Kimura Wataru
Department of Organ Function and Controls, Yamagata University School of Medicine, 2-2-2 Iida-Nishi, Yamagata City, Yamagata 990-9585, Japan.
Hepatogastroenterology. 2003 Nov-Dec;50(54):2218-24.
BACKGROUND/AIMS: The pathogenesis of ordinary duct cell carcinoma of the pancreas is still unclear. The aim of this study was to identify which epithelial lesion was a precursor of duct cell carcinoma and to determine how many millimeters atypical epithelia spread intraductally before beginning to infiltrate.
Small cystic dilated lesions were studied, using 1374 autopsied pancreata which were mainly taken from aged patients. Serial sections were taken at about 5-mm intervals. Small cystic dilated lesions were defined as restricted dilatations of the pancreatic branch duct, which were grossly recognizable and therefore larger than about 1-2 mm in diameter. The degree of epithelial atypia of the cystic dilated lesions was histologically divided into five groups (Group I to V).

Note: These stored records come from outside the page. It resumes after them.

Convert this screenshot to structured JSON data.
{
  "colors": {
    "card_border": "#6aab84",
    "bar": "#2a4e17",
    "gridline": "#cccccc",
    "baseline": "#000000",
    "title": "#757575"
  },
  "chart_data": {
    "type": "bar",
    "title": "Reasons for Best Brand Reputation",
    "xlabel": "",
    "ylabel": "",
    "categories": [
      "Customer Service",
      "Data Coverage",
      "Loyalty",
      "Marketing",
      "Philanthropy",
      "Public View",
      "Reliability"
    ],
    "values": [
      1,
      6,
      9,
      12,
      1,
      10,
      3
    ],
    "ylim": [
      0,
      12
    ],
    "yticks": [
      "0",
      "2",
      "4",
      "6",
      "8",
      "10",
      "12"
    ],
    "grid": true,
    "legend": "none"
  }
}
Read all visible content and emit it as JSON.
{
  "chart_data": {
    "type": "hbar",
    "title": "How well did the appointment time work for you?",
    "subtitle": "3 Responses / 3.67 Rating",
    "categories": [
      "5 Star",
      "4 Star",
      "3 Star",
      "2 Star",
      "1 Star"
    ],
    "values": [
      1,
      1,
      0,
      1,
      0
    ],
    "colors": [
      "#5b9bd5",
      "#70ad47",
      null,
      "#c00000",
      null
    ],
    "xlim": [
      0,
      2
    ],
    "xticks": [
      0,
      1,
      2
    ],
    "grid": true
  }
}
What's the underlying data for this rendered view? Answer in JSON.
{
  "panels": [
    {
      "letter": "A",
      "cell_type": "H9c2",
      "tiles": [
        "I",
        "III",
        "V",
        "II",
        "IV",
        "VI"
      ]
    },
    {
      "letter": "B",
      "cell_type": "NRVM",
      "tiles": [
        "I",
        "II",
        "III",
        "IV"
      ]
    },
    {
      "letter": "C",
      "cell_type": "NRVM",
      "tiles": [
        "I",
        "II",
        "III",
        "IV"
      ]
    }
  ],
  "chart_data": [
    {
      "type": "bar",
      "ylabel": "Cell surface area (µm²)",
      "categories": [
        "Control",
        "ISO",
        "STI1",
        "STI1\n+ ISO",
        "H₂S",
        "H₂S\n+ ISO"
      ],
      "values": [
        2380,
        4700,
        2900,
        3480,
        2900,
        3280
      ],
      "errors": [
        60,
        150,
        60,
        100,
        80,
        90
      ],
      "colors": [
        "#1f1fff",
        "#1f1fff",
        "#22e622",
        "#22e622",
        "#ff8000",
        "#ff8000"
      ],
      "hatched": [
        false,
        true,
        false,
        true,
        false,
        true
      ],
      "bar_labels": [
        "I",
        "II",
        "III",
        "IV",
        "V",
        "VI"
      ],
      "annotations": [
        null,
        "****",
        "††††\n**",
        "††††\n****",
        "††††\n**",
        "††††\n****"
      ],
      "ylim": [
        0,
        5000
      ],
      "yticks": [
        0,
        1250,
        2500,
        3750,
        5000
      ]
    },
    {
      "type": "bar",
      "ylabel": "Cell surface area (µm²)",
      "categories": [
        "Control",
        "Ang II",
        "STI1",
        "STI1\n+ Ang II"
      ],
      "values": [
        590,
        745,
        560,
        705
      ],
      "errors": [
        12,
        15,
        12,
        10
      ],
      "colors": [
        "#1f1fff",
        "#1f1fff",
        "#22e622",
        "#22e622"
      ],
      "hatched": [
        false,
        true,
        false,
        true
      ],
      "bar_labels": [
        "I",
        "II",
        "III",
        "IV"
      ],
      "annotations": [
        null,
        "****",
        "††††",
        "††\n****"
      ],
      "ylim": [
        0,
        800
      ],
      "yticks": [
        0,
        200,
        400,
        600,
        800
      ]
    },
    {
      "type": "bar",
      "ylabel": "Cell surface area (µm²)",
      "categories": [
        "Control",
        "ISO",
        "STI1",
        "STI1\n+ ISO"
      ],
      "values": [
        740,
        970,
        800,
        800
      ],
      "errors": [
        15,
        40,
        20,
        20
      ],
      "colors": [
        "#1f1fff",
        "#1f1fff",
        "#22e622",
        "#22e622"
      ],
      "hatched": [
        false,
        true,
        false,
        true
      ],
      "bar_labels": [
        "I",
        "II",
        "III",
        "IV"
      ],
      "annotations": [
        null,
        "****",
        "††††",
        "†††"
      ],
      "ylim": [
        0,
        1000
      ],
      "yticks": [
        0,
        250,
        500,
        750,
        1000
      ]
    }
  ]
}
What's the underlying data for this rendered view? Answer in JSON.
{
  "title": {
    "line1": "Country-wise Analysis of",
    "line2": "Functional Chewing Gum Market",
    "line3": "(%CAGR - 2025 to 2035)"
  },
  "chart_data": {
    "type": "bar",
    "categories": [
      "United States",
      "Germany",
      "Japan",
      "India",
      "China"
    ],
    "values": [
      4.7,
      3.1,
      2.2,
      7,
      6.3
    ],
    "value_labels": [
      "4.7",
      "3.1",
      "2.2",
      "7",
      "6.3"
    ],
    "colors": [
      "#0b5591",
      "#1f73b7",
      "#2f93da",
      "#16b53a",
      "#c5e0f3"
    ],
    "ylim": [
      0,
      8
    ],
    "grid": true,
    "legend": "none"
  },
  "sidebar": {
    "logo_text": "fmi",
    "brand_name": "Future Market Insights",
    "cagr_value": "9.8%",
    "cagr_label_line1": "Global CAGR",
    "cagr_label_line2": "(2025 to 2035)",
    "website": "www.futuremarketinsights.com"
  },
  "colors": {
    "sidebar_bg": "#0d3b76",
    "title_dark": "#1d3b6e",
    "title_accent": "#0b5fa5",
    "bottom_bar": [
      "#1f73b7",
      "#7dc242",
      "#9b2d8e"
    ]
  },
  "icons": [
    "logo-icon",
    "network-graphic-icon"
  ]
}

Comparing PanIN to our classification, normal and squamous metaplasias were almost the same as Group 1. PanIN 1A and 1B almost the same as Group 2 (benign hyperplasia). PanIN-2 is almost the same as Group 3, and PanIN-3 is almost the same as Group 4, which is characterized by true cribriforming, and a loss of nuclear polarity. Of 1374 autopsy cases, small cystic dilated lesions were found in 378 pancreata (27.5%). Histological examination revealed that the incidence of each group was 47%, 33%, 18%, 2.4% and 0.6% of 507 cystic dilated lesions, respectively. Dilatation of the cystic lesion and surrounding dilated duct resembled a precursor of IPMT in four cases, but not in another five cases. Group IV epithelia just infiltrated in some of the latter cases. Invasion was found when Group IV epithelia spread about 5-8 mm, while it rarely infiltrated when it spread less than 4 mm.
The pathogenesis of ordinary duct cell carcinoma of the pancreas was speculated to begin with papillary growth of duct epithelia. Papillary atypical epithelia then begins to infiltrate when they spread intraductally about 5-8 mm.